Course Description

Parallel computation has a rich history, and the techniques for solving problems on parallel computers are both intriguing and intellectually appealing. Technological disruption has periodically changed the course of the field, stimulating novel ways of solving problems, making tomorrow’s problems tractable today.

The course will cover principles and practices of parallel programming on Graphical Programming Units (GPUs), computing clusters, and multicore processors, with applications to real world problems. There will be a fair bit of programming in the course. Our computational platforms will include cutting edge systems at the San Diego Supercomputer Center and a GPU clsuter at the National Center for Supercomputing Applications.

The prerequisite for CSE 260 is graduate standing. It will be helpful to have an undergraduate background in computer architecture or operating systems. Students from other departments are welcome; contact me if you have any questions about your academic background.

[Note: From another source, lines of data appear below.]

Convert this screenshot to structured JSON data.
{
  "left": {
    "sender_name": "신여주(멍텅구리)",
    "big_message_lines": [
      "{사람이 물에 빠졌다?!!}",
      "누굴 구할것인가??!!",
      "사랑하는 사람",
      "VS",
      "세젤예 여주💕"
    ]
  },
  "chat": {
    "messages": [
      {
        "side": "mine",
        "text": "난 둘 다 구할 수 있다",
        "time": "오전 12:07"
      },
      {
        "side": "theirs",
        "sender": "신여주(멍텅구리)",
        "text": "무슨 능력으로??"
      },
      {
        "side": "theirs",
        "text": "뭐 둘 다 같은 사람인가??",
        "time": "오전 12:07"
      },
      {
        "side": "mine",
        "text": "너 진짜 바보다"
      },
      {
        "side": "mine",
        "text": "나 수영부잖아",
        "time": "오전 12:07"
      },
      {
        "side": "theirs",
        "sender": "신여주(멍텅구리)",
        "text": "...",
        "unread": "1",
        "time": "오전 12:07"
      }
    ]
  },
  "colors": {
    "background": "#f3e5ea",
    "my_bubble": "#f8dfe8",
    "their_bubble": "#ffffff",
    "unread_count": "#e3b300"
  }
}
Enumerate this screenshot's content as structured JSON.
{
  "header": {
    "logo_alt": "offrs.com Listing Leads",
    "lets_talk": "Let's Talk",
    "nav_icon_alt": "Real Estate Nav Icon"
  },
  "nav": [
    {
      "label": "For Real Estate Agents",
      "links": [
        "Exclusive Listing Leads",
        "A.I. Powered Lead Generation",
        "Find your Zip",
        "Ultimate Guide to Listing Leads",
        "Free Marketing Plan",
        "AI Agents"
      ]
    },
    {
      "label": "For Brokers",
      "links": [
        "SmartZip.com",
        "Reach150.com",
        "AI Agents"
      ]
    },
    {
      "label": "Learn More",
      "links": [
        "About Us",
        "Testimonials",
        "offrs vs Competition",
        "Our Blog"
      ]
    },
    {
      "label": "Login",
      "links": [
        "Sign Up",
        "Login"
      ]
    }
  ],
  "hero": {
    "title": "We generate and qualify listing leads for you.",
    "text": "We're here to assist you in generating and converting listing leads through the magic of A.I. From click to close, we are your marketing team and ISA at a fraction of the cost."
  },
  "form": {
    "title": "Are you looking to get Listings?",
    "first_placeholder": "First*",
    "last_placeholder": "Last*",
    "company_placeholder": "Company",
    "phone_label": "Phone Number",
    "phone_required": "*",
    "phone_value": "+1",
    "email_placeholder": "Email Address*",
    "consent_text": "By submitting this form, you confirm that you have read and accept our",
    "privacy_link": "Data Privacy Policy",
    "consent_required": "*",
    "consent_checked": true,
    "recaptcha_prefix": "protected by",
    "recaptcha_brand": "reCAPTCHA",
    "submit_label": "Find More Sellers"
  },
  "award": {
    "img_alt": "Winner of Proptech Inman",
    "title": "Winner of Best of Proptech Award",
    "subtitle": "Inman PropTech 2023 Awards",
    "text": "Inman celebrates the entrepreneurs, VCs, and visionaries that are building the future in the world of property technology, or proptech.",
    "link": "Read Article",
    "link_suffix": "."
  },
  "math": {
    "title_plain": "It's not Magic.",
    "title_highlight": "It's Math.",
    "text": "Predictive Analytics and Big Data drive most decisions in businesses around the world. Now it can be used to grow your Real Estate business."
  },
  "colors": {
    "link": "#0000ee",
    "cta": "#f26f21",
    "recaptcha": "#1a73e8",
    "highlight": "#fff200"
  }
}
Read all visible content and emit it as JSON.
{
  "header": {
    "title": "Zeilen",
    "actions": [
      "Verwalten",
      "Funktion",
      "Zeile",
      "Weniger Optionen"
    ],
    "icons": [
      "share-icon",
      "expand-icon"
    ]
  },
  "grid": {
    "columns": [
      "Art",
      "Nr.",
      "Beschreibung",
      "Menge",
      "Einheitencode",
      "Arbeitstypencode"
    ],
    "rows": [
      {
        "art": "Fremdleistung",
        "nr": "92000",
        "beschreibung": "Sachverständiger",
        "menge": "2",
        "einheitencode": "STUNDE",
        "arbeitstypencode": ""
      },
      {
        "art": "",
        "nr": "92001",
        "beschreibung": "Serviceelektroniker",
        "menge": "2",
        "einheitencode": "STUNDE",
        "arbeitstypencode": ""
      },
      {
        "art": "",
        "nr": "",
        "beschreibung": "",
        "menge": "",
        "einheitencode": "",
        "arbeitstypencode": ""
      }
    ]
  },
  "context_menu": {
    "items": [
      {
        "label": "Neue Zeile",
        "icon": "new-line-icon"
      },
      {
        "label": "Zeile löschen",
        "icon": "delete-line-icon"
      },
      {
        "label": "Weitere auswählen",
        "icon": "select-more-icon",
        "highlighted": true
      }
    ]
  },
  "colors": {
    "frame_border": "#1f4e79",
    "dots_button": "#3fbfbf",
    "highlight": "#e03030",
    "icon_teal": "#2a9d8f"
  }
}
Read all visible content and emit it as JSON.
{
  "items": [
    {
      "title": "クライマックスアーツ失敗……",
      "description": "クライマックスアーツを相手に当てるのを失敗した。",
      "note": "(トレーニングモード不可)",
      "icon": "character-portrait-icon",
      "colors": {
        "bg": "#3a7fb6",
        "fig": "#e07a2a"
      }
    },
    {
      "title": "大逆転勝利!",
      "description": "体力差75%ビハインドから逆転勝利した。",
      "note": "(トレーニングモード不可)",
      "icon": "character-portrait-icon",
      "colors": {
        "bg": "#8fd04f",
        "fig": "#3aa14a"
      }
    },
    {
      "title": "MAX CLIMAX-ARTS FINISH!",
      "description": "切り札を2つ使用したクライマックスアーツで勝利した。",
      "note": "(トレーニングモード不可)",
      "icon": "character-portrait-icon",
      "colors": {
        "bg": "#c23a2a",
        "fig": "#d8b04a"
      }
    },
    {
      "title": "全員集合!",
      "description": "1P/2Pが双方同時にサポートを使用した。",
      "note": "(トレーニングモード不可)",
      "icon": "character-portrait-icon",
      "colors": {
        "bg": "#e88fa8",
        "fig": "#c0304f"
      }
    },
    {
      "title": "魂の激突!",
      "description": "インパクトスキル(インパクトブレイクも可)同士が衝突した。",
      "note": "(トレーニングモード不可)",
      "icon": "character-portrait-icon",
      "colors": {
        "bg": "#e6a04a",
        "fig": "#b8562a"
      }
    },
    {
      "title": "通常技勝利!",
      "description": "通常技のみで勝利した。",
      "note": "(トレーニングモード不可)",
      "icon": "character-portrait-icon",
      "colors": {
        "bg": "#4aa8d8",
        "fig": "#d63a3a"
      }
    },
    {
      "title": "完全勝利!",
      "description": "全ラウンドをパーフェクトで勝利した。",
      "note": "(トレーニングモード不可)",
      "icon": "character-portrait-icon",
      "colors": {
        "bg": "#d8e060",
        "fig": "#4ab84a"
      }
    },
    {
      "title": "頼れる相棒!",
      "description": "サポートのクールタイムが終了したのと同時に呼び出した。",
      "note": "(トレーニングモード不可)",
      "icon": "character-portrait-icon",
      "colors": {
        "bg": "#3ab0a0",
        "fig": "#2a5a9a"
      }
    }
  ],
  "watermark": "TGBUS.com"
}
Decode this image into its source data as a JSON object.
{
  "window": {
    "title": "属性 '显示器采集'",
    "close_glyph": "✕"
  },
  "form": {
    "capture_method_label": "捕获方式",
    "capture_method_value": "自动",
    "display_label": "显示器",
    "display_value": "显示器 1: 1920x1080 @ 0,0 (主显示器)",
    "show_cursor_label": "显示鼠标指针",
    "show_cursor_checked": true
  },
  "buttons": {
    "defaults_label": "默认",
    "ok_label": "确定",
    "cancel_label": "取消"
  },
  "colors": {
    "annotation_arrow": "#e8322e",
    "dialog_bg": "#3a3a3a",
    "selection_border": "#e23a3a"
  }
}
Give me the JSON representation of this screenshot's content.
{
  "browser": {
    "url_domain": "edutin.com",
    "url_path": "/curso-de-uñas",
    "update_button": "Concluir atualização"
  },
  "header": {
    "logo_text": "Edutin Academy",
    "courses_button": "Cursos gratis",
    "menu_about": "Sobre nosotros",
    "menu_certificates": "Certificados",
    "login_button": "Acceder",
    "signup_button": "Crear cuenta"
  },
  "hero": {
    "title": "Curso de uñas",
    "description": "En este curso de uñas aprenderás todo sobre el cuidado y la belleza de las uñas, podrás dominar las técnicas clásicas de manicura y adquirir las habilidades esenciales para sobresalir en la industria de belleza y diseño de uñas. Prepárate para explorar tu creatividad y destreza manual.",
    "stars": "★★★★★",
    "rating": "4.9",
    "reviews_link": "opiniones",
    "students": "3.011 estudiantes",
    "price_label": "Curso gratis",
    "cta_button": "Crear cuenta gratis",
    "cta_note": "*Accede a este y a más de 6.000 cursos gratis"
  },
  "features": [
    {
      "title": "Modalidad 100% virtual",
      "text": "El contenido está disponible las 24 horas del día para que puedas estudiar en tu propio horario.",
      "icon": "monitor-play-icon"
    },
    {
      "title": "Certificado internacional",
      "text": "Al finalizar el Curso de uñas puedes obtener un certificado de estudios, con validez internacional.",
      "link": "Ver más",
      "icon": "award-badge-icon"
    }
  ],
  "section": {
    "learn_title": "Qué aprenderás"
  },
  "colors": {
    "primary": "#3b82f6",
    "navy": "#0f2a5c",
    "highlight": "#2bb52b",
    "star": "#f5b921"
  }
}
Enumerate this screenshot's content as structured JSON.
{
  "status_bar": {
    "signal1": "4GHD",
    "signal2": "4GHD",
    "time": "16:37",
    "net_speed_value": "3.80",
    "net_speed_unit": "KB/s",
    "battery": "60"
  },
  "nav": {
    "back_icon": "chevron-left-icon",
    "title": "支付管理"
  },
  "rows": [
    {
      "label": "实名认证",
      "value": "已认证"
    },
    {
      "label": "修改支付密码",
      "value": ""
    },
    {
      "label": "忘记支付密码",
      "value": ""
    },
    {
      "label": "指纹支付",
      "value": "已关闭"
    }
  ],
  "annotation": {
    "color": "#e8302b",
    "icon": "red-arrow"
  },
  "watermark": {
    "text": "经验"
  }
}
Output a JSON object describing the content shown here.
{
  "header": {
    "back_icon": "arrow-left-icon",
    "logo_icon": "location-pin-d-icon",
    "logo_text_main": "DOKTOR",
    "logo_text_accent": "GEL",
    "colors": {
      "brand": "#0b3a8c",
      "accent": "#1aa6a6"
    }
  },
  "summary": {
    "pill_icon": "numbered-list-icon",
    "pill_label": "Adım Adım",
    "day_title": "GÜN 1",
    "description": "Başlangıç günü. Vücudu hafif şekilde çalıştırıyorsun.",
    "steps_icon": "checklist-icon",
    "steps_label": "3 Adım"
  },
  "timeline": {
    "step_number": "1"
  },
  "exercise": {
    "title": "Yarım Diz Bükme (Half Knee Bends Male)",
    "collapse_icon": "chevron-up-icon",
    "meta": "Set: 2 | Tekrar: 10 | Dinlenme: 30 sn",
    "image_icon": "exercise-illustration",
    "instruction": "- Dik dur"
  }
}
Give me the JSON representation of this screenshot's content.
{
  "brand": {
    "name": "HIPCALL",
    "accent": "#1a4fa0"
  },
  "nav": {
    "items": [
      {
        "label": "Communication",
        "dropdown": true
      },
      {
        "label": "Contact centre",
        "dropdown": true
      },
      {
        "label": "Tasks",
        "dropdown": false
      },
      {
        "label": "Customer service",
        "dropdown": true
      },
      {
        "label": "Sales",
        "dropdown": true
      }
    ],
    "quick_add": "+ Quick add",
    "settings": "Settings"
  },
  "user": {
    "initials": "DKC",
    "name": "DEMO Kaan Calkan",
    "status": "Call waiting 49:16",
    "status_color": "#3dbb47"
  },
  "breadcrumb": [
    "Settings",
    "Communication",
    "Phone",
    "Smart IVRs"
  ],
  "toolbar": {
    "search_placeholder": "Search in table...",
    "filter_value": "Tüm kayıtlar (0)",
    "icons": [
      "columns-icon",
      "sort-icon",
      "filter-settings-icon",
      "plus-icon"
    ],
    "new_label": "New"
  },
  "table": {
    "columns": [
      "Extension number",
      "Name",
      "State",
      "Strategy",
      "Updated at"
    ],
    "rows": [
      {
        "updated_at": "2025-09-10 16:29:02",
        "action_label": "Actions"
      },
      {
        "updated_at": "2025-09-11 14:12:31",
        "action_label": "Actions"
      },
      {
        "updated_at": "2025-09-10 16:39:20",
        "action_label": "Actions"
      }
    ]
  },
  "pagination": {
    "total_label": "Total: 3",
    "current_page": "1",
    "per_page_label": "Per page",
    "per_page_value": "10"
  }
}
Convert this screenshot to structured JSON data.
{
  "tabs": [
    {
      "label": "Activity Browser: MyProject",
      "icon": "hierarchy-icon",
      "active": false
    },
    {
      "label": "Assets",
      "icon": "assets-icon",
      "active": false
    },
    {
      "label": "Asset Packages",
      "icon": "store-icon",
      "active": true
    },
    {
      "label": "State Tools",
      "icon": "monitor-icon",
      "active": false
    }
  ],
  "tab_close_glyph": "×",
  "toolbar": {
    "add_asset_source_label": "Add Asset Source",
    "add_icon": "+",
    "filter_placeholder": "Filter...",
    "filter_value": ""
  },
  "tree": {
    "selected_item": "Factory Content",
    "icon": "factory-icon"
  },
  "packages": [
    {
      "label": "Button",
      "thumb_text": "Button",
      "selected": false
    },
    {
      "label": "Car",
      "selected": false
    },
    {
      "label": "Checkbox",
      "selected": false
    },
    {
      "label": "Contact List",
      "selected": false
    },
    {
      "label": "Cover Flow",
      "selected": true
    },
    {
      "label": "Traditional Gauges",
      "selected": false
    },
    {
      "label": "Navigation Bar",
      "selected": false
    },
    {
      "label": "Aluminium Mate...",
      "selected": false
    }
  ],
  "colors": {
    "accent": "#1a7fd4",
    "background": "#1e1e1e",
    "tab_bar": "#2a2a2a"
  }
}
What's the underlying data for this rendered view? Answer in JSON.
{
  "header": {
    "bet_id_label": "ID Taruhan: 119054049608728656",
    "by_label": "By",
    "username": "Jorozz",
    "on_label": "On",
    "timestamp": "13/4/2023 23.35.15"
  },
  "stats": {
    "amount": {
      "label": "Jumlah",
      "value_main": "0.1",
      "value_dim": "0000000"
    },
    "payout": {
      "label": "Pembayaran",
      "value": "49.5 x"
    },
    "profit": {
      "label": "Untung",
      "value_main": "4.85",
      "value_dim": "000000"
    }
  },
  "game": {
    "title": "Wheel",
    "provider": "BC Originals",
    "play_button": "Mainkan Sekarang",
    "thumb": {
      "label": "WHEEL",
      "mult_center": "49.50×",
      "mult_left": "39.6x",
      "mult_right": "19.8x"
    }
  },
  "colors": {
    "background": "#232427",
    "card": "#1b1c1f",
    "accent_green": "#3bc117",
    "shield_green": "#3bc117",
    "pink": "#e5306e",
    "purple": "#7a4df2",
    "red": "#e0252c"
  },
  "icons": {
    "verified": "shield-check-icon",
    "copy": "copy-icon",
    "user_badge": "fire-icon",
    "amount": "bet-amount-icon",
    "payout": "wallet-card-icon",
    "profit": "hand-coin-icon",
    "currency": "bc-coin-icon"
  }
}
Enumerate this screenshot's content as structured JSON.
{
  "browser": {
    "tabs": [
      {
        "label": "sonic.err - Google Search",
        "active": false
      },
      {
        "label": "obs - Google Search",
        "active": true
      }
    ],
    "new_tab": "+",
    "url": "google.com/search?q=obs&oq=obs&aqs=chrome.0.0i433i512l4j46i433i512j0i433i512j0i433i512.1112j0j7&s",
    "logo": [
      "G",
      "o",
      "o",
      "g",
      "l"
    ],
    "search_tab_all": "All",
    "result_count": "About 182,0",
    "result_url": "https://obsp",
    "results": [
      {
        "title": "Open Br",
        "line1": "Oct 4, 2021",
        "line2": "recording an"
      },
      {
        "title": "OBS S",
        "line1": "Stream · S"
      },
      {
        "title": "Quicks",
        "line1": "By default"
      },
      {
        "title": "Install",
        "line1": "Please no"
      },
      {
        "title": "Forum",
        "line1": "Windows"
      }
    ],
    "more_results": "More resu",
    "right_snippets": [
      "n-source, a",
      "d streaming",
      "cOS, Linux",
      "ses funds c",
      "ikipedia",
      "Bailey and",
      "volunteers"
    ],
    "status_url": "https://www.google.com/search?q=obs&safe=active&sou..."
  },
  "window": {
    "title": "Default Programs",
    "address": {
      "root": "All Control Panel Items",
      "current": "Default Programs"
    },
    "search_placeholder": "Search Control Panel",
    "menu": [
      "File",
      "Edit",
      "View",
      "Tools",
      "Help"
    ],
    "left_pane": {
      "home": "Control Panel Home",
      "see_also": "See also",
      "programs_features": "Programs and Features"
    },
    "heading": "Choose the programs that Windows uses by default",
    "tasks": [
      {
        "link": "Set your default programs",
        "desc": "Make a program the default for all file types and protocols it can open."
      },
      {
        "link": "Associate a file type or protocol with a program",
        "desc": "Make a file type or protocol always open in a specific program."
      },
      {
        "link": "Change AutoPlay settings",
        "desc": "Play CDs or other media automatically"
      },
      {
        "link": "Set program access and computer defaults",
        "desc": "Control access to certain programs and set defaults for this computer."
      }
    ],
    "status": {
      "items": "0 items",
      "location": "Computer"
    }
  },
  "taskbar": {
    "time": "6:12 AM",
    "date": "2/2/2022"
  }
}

The home page for this course is

The course has two required texts

  1. Programming Massively Parallel Processors: A Hands-on Approach, By David Kirk and Wen-mei Hwu.
  2. An Introduction to Parallel Programming, by Peter Pacheco, Morgan Kaufmann, 2011.

Other readings will come from the published literature.


  • Fundamentals (motivation, execution models, address space organization, performance)
  • Programming (message passing, threads, higher level models)
  • Data structures and their efficient implementation (multi-resolution representation, graphs, partitioning)
  • Graphical Processing Units
  • Performance Programming
  • Applications (sorting, data intensive, irregular problems, discretization, and others)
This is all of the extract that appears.